International futures prices: International natural gas futures prices decreased this report week. According to Bloomberg Finance, L.P., weekly average front-month futures prices for liquefied natural gas (LNG) cargoes in East Asia decreased 7 cents to a weekly average of $13.26/MMBtu. Natural gas futures for delivery at the Title Transfer Facility (TTF) in the Netherlands decreased 46 cents to a weekly average of $10.75/MMBtu. In the same week last year (week ending September 7, 2022), the prices were $56.07/MMBtu in East Asia and $66.49/MMBtu at TTF. Natural gas plant liquids (NGPL) prices: The natural gas plant liquids composite price at Mont Belvieu, Texas, rose by 35 cents/MMBtu, averaging $7.51/MMBtu for the week ending September 6. Weekly average ethane prices rose 3%, following natural gas prices at the Houston Ship Channel, which rose 2% week over week, widening the ethane premium to natural gas by 4%. Ethylene spot prices rose 6%, widening the ethylene premium to ethane by 10%. The average weekly Brent crude oil price rose 5%, resulting in increased prices of other natural gas liquids. The propane price rose 7%, widening the propane discount relative to crude oil by 4%. The normal butane price rose 5%, the isobutane price rose 1%, and the natural gasoline price rose 6%.
Supply and Demand
Supply: According to data from SPGCI, the average total supply of natural gas fell by 0.5% (0.6 Bcf/d) compared with the previous report week. Dry natural gas production decreased by 0.4% (0.4 Bcf/d) to average 102.2 Bcf/d, and average net imports from Canada decreased by 3.5% (0.2 Bcf/d) from last week. Demand: Total U.S. consumption of natural gas fell by 3.9% (2.9 Bcf/d) compared with the previous report week, according to data from SPGCI. Most of the decrease was due to a 7.1% (3.2 Bcf/d) week-over-week reduction in natural gas use for power generation. Industrial sector consumption increased by 0.3% (0.1 Bcf/d) and residential and commercial sector consumption increased by 2.5% (0.2 Bcf/d).
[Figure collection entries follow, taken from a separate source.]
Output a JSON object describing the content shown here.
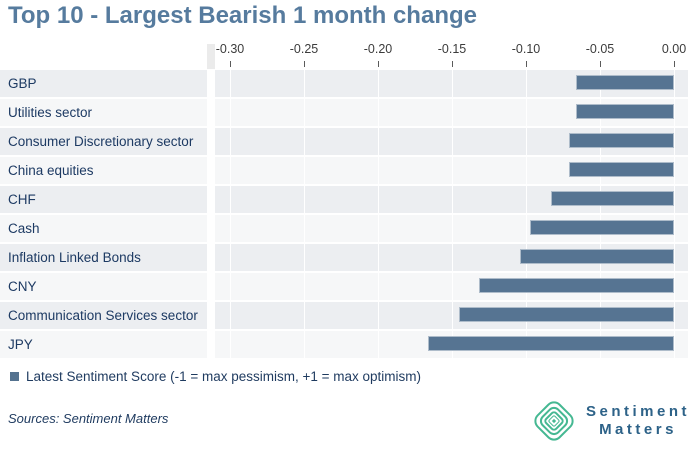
{
  "title": "Top 10 - Largest Bearish 1 month change",
  "chart_data": {
    "type": "bar",
    "orientation": "horizontal",
    "title": "Top 10 - Largest Bearish 1 month change",
    "categories": [
      "GBP",
      "Utilities sector",
      "Consumer Discretionary sector",
      "China equities",
      "CHF",
      "Cash",
      "Inflation Linked Bonds",
      "CNY",
      "Communication Services sector",
      "JPY"
    ],
    "values": [
      -0.066,
      -0.066,
      -0.071,
      -0.071,
      -0.083,
      -0.097,
      -0.104,
      -0.132,
      -0.145,
      -0.166
    ],
    "series_name": "Latest Sentiment Score",
    "xlim": [
      -0.3,
      0.0
    ],
    "x_tick_values": [
      -0.3,
      -0.25,
      -0.2,
      -0.15,
      -0.1,
      -0.05,
      0.0
    ],
    "x_tick_labels": [
      "-0.30",
      "-0.25",
      "-0.20",
      "-0.15",
      "-0.10",
      "-0.05",
      "0.00"
    ],
    "grid": "vertical-white-gridlines-on-striped-rows",
    "legend_position": "bottom-left"
  },
  "legend": {
    "marker": "square",
    "label": "Latest Sentiment Score (-1 = max pessimism, +1 = max optimism)"
  },
  "footer": {
    "sources": "Sources: Sentiment Matters"
  },
  "logo": {
    "icon": "concentric-diamond-icon",
    "text_line1": "Sentiment",
    "text_line2": "Matters"
  },
  "colors": {
    "title": "#567b9e",
    "bar": "#567492",
    "bar_border": "#aebcca",
    "row_stripe_dark": "#eceef1",
    "row_stripe_light": "#f6f7f8",
    "category_text": "#1d3a63",
    "axis_text": "#3c3c3c",
    "legend_marker": "#54728f",
    "legend_text": "#1e3a5f",
    "sources_text": "#1e3a5f",
    "logo_green": "#45b892",
    "logo_text": "#2d6288"
  }
}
Natural gas exports to Mexico were essentially unchanged this week. Natural gas deliveries to U.S. LNG export facilities (LNG pipeline receipts) averaged 13.0 Bcf/d, or 0.9 Bcf/d higher than last week.
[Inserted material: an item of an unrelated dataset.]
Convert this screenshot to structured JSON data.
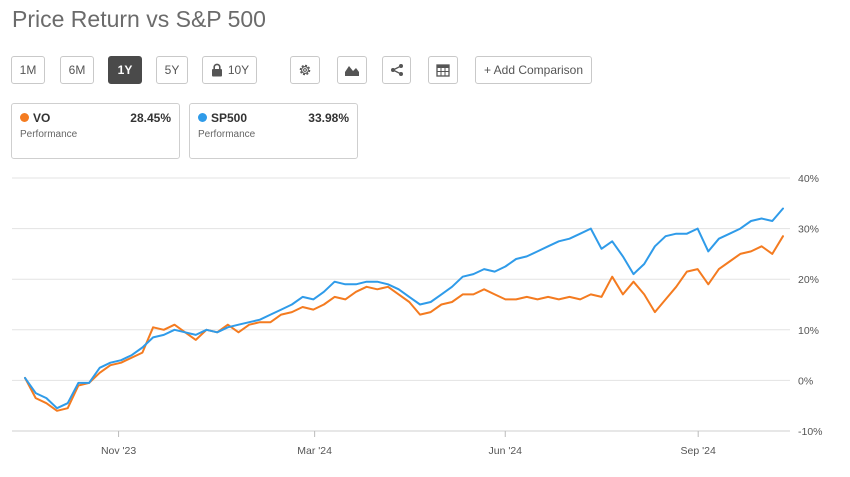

Liquefied Natural Gas (LNG)
Pipeline receipts: Average natural gas deliveries to U.S. LNG export terminals increased by 7.1% (0.9 Bcf/d) week over week, averaging 13.0 Bcf/d, the highest weekly average since May, according to data from SPGCI. Natural gas deliveries to terminals in South Louisiana increased by 8.0% (0.6 Bcf/d) to 7.8 Bcf/d, while deliveries to terminals in South Texas increased by 6.4% (0.2 Bcf/d) to 4.1 Bcf/d. Natural gas deliveries to terminals outside the Gulf Coast were essentially unchanged at 1.0 Bcf/d. Vessels departing U.S. ports: Twenty-six LNG vessels (nine from Sabine Pass; four each from Corpus Christi and Freeport; three from Calcasieu Pass; and two each from Cameron, Cove Point, and Elba Island) with a combined LNG-carrying capacity of 96 Bcf departed the United States between August 31 and September 6, according to shipping data provided by Bloomberg Finance, L.P.
Storage
Net injections into storage totaled 33 Bcf for the week ending September 1, compared with the five-year (2018–2022) average net injections of 60 Bcf and last year’s net injections of 55 Bcf during the same week. Working natural gas stocks totaled 3,148 Bcf, which is 222 Bcf (8%) more than the five-year average and 462 Bcf (17%) more than last year at this time. According to The Desk survey of natural gas analysts, estimates of the weekly net change to working natural gas stocks ranged from net injections of 31 Bcf to 58 Bcf, with a median estimate of 41 Bcf. The average rate of injections into storage is 5% lower than the five-year average so far in the refill season (April through October). If the rate of injections into storage matched the five-year average of 11.1 Bcf/d for the remainder of the refill season, the total inventory would be 3,817 Bcf on October 31, which is 222 Bcf higher than the five-year average of 3,595 Bcf for that time of year.